Feature: helper functions to handle missing observations

thouska / spotpy

A Statistical Parameter Optimization Tool

https://spotpy.readthedocs.io/en/latest/

MIT License

249 stars 150 forks source link

Feature: helper functions to handle missing observations #79

Open jmp75 opened 6 years ago

jmp75 commented 6 years ago

It seems objective functions under spotpy.objectivefunctions do not handle missing values (NaN) in observations out of the box. In effect this currently results in algorithms spinning wheels with nonsense fitness values.

there should at least be a helper function to help censor modelled and corresponding observed data points out of the numpy arrays
existing objective functions could be made to censor missing data points by default,
or there should be facilities to pipeline array preprocessing into objective functions.
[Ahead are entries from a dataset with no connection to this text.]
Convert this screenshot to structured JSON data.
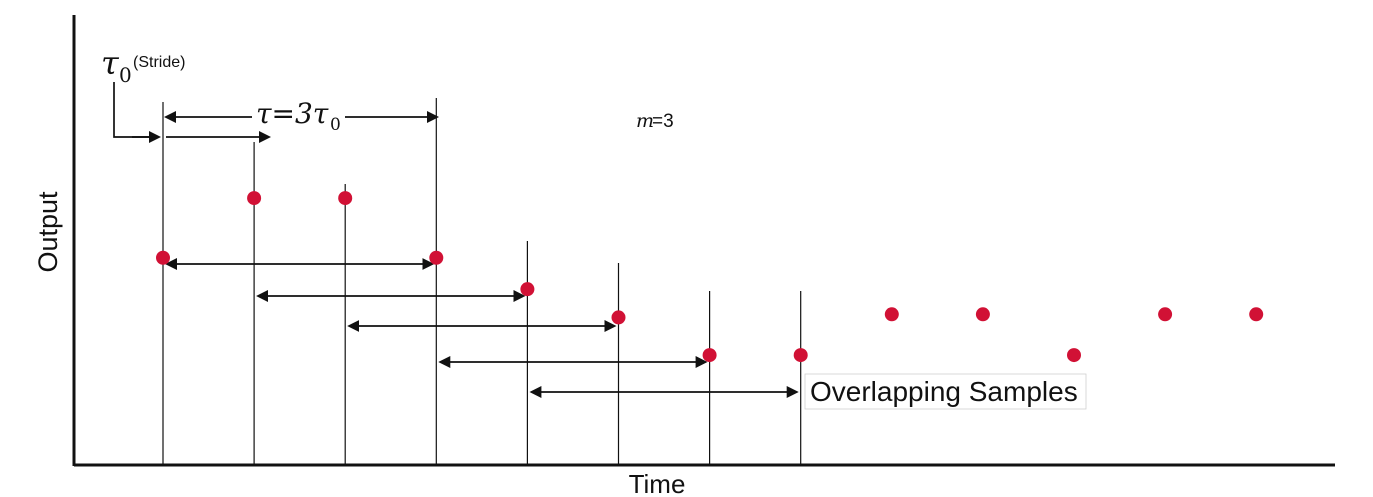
{
  "diagram": {
    "axes": {
      "x_label": "Time",
      "y_label": "Output"
    },
    "annotations": {
      "stride_symbol": "τ",
      "stride_subscript": "0",
      "stride_note": "(Stride)",
      "tau_equation_left": "τ=3τ",
      "tau_equation_subscript": "0",
      "m_symbol": "m",
      "m_value": "=3",
      "overlap_label": "Overlapping Samples"
    },
    "colors": {
      "sample_points": "#d11135",
      "lines": "#111111"
    }
  },
  "chart_data": {
    "type": "scatter",
    "x": [
      1,
      2,
      3,
      4,
      5,
      6,
      7,
      8,
      9,
      10,
      11,
      12,
      13
    ],
    "values": [
      0.66,
      0.85,
      0.85,
      0.66,
      0.56,
      0.47,
      0.35,
      0.35,
      0.48,
      0.48,
      0.35,
      0.48,
      0.48
    ],
    "xlabel": "Time",
    "ylabel": "Output",
    "window_size": 3,
    "stride_samples": 1,
    "overlap_windows": [
      {
        "start": 1,
        "end": 4
      },
      {
        "start": 2,
        "end": 5
      },
      {
        "start": 3,
        "end": 6
      },
      {
        "start": 4,
        "end": 7
      },
      {
        "start": 5,
        "end": 8
      }
    ]
  }
}
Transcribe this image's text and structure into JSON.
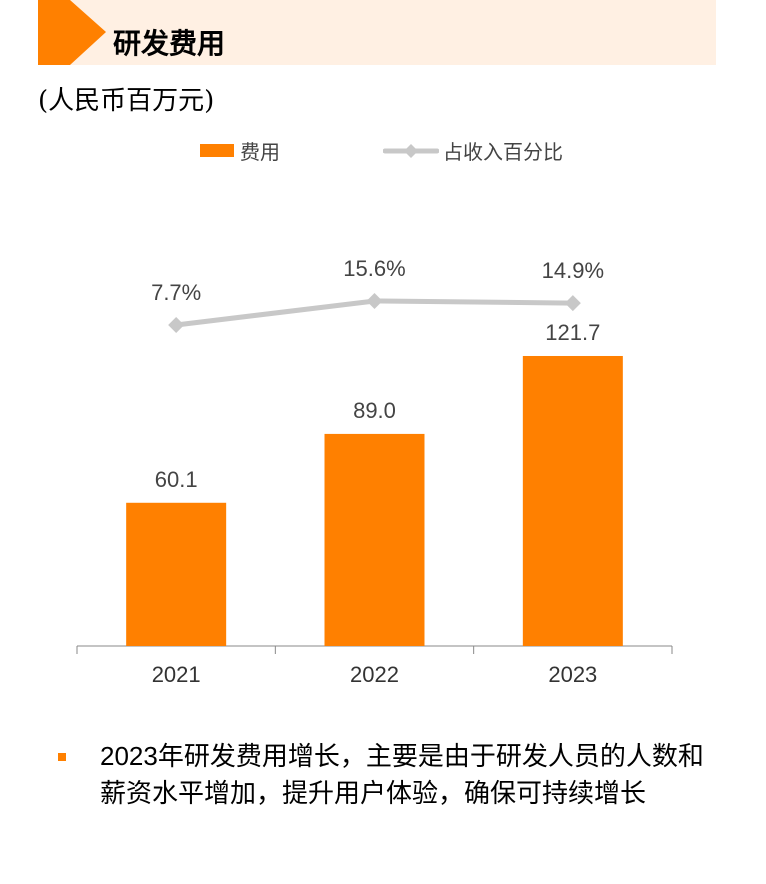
{
  "header": {
    "title": "研发费用",
    "unit": "(人民币百万元)"
  },
  "colors": {
    "accent": "#ff8000",
    "line": "#c8c8c8",
    "banner": "#fff0e3"
  },
  "legend": {
    "bar": "费用",
    "line": "占收入百分比"
  },
  "chart_data": {
    "type": "bar+line",
    "categories": [
      "2021",
      "2022",
      "2023"
    ],
    "series": [
      {
        "name": "费用",
        "type": "bar",
        "values": [
          60.1,
          89.0,
          121.7
        ],
        "labels": [
          "60.1",
          "89.0",
          "121.7"
        ]
      },
      {
        "name": "占收入百分比",
        "type": "line",
        "values": [
          7.7,
          15.6,
          14.9
        ],
        "labels": [
          "7.7%",
          "15.6%",
          "14.9%"
        ]
      }
    ],
    "legend_position": "top-center",
    "grid": false
  },
  "note": {
    "year": "2023",
    "text": "年研发费用增长，主要是由于研发人员的人数和薪资水平增加，提升用户体验，确保可持续增长"
  }
}
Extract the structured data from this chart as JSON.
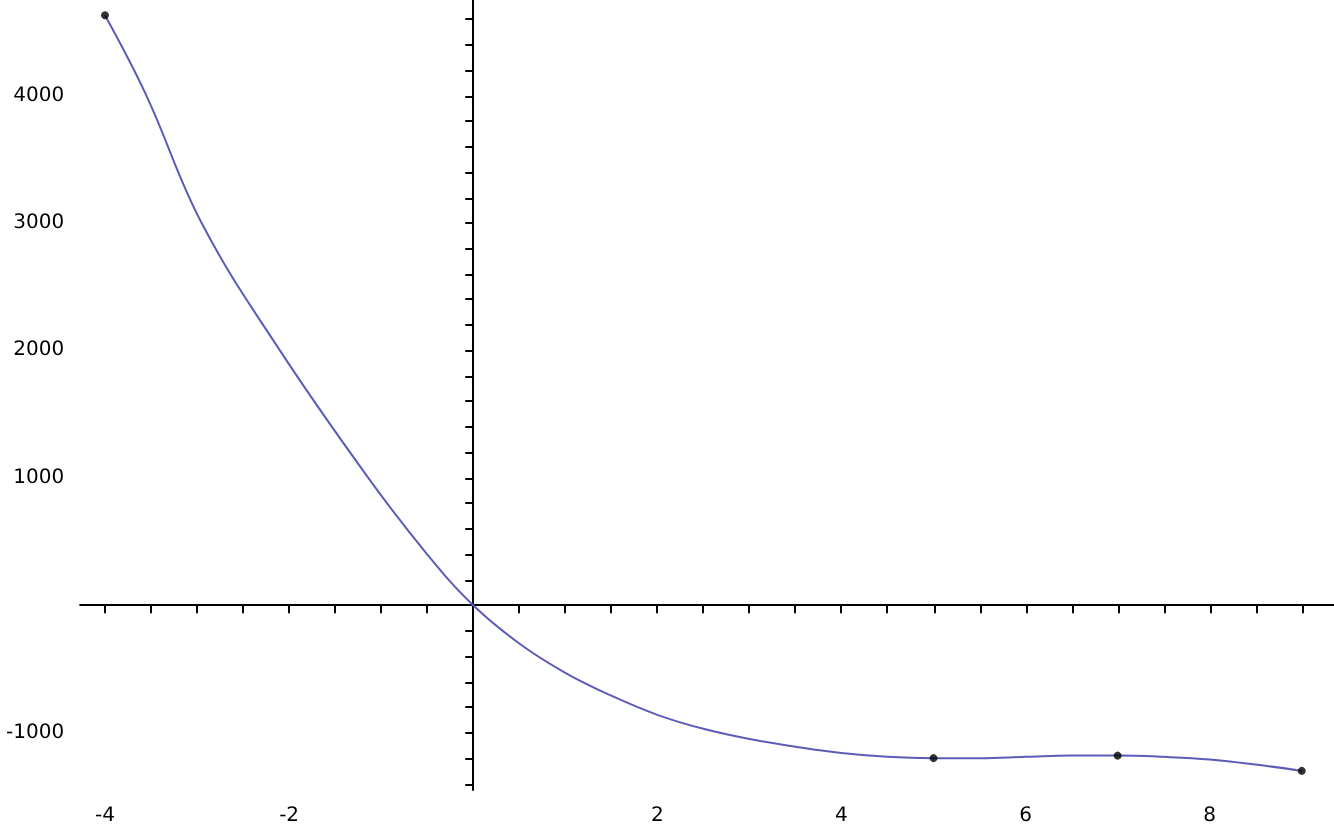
{
  "chart_data": {
    "type": "line",
    "xlim": [
      -4.27,
      9.35
    ],
    "ylim": [
      -1450,
      4750
    ],
    "xticks": [
      -4,
      {
        "value": -3.5,
        "label": null
      },
      -2,
      {
        "value": -3,
        "label": null
      },
      {
        "value": -2.5,
        "label": null
      },
      {
        "value": -1.5,
        "label": null
      },
      {
        "value": -1,
        "label": null
      },
      {
        "value": -0.5,
        "label": null
      },
      {
        "value": 0.5,
        "label": null
      },
      {
        "value": 1,
        "label": null
      },
      {
        "value": 1.5,
        "label": null
      },
      2,
      {
        "value": 2.5,
        "label": null
      },
      {
        "value": 3,
        "label": null
      },
      {
        "value": 3.5,
        "label": null
      },
      4,
      {
        "value": 4.5,
        "label": null
      },
      {
        "value": 5,
        "label": null
      },
      {
        "value": 5.5,
        "label": null
      },
      6,
      {
        "value": 6.5,
        "label": null
      },
      {
        "value": 7,
        "label": null
      },
      {
        "value": 7.5,
        "label": null
      },
      8,
      {
        "value": 8.5,
        "label": null
      },
      {
        "value": 9,
        "label": null
      }
    ],
    "yticks": [
      {
        "value": -1400,
        "label": null
      },
      {
        "value": -1200,
        "label": null
      },
      -1000,
      {
        "value": -800,
        "label": null
      },
      {
        "value": -600,
        "label": null
      },
      {
        "value": -400,
        "label": null
      },
      {
        "value": -200,
        "label": null
      },
      {
        "value": 200,
        "label": null
      },
      {
        "value": 400,
        "label": null
      },
      {
        "value": 600,
        "label": null
      },
      {
        "value": 800,
        "label": null
      },
      1000,
      {
        "value": 1200,
        "label": null
      },
      {
        "value": 1400,
        "label": null
      },
      {
        "value": 1600,
        "label": null
      },
      {
        "value": 1800,
        "label": null
      },
      2000,
      {
        "value": 2200,
        "label": null
      },
      {
        "value": 2400,
        "label": null
      },
      {
        "value": 2600,
        "label": null
      },
      {
        "value": 2800,
        "label": null
      },
      3000,
      {
        "value": 3200,
        "label": null
      },
      {
        "value": 3400,
        "label": null
      },
      {
        "value": 3600,
        "label": null
      },
      {
        "value": 3800,
        "label": null
      },
      4000,
      {
        "value": 4200,
        "label": null
      },
      {
        "value": 4400,
        "label": null
      },
      {
        "value": 4600,
        "label": null
      }
    ],
    "grid": false,
    "series": [
      {
        "color": "#5c5cb8",
        "marker": "none",
        "line_style": "solid",
        "x": [
          -4,
          -3.55,
          -2.95,
          -2.1,
          -1.14,
          -0.5,
          0,
          0.5,
          1,
          1.5,
          2,
          2.5,
          3,
          3.5,
          4,
          4.5,
          5,
          5.5,
          6,
          6.5,
          7,
          7.5,
          8,
          8.5,
          9
        ],
        "values": [
          4630,
          4000,
          3000,
          2000,
          1000,
          400,
          0,
          -300,
          -530,
          -710,
          -860,
          -970,
          -1050,
          -1110,
          -1160,
          -1190,
          -1200,
          -1200,
          -1190,
          -1180,
          -1180,
          -1190,
          -1210,
          -1250,
          -1300
        ]
      },
      {
        "type": "scatter",
        "color": "#000000",
        "marker": "circle",
        "x": [
          -4,
          5,
          7,
          9
        ],
        "values": [
          4630,
          -1200,
          -1180,
          -1300
        ]
      }
    ]
  }
}
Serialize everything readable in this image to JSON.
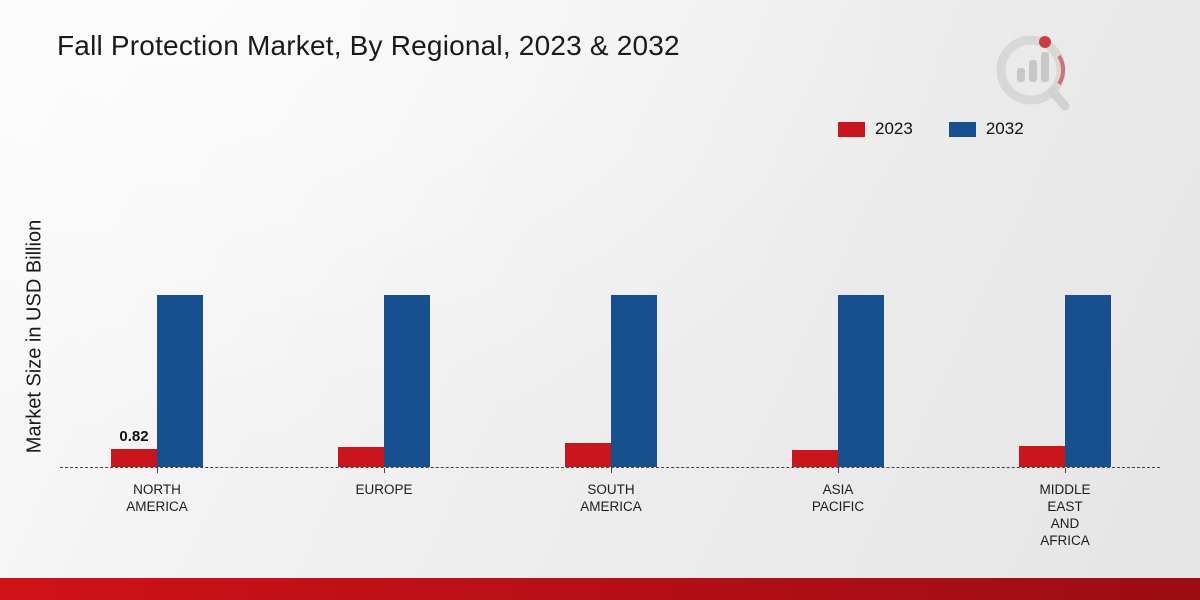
{
  "chart_data": {
    "type": "bar",
    "title": "Fall Protection Market, By Regional, 2023 & 2032",
    "xlabel": "",
    "ylabel": "Market Size in USD Billion",
    "categories": [
      "NORTH\nAMERICA",
      "EUROPE",
      "SOUTH\nAMERICA",
      "ASIA\nPACIFIC",
      "MIDDLE\nEAST\nAND\nAFRICA"
    ],
    "series": [
      {
        "name": "2023",
        "color": "#c9151b",
        "values": [
          0.82,
          0.9,
          1.1,
          0.75,
          0.95
        ],
        "labels": [
          "0.82",
          "",
          "",
          "",
          ""
        ]
      },
      {
        "name": "2032",
        "color": "#17508f",
        "values": [
          7.8,
          7.8,
          7.8,
          7.8,
          7.8
        ],
        "labels": [
          "",
          "",
          "",
          "",
          ""
        ]
      }
    ],
    "ylim": [
      0,
      8
    ],
    "grid": false,
    "legend_position": "top-right",
    "baseline_style": "dashed",
    "value_axis_visible": false
  },
  "footer": {
    "band_color": "#b30f15"
  },
  "logo": {
    "name": "market-research-logo"
  }
}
It could get wider in scope.

item (1) is a given, 2 and 3 are for discussion. I started drafting something in a fork but before investing substantial time on 2 and 3 would like a discussion.

kbstn commented 6 years ago

Hi, i had the same issue here. My idea was to make objectivefunction able to take pandas DataFrames. Until now it requests numpy arrays.

If it would be able to take pd.DataFrame we could use the advantage of having an index.

With index we could:

bring simulation and evaluation list to the same lenght and same index
dropping indices wehere evaluation contains NaN by keeping index ( df_sim = dfsim[dfsim.index.isin(dfev.index)])
access them like arrays (df_sim.values) an use them for objectivefunctions

this month i dont have time to work on this issue, just wanted to share my ideas

thouska commented 6 years ago

Thanks for your ideas. I think it is a very good idea to have a helper function in spotpy.objectivefunctions. I l like the way, how the different nans are masked and removed in the fork of @jmp75 . I think, if we build up on this, we could enable point 2, to have a exluction of missing observation data point by default. This could be activated if the given simulation and evalution lists have not the same lenght (this is checked for every objective function in line 17). Would be could, if we find a way, which does rely on pandas, in order to keep the dependencies as low as possilbe. However, Pandas support would be nice to have.

philippkraft commented 6 years ago

I've used another way to handle this in the cmf 1d example. This approach needs numpy arrays but not pandas, which is a pain to keep as a dependency.

juancastilla commented 6 years ago

I faced this issue while calibrating a groundwater model (MODFLOW) that may or may not converge depending on the parameters that are sampled by Spotpy. Whenever the model does not converge for a specific parameter set, I've added a simple if statement (if simulation == NaN) that returns "9999" or anything produces a ridiculously low likelihood. This has solved the NaN issue for me and I assume it has the added benefit of telling the sampler to steer away from regions in the parameter space where the model does not converge.

Pandas support would certainly make these issues easier to deal with and provide flexibility with plotting and managing the massive output files :)

huard commented 5 years ago

+1 for automated censoring of nans.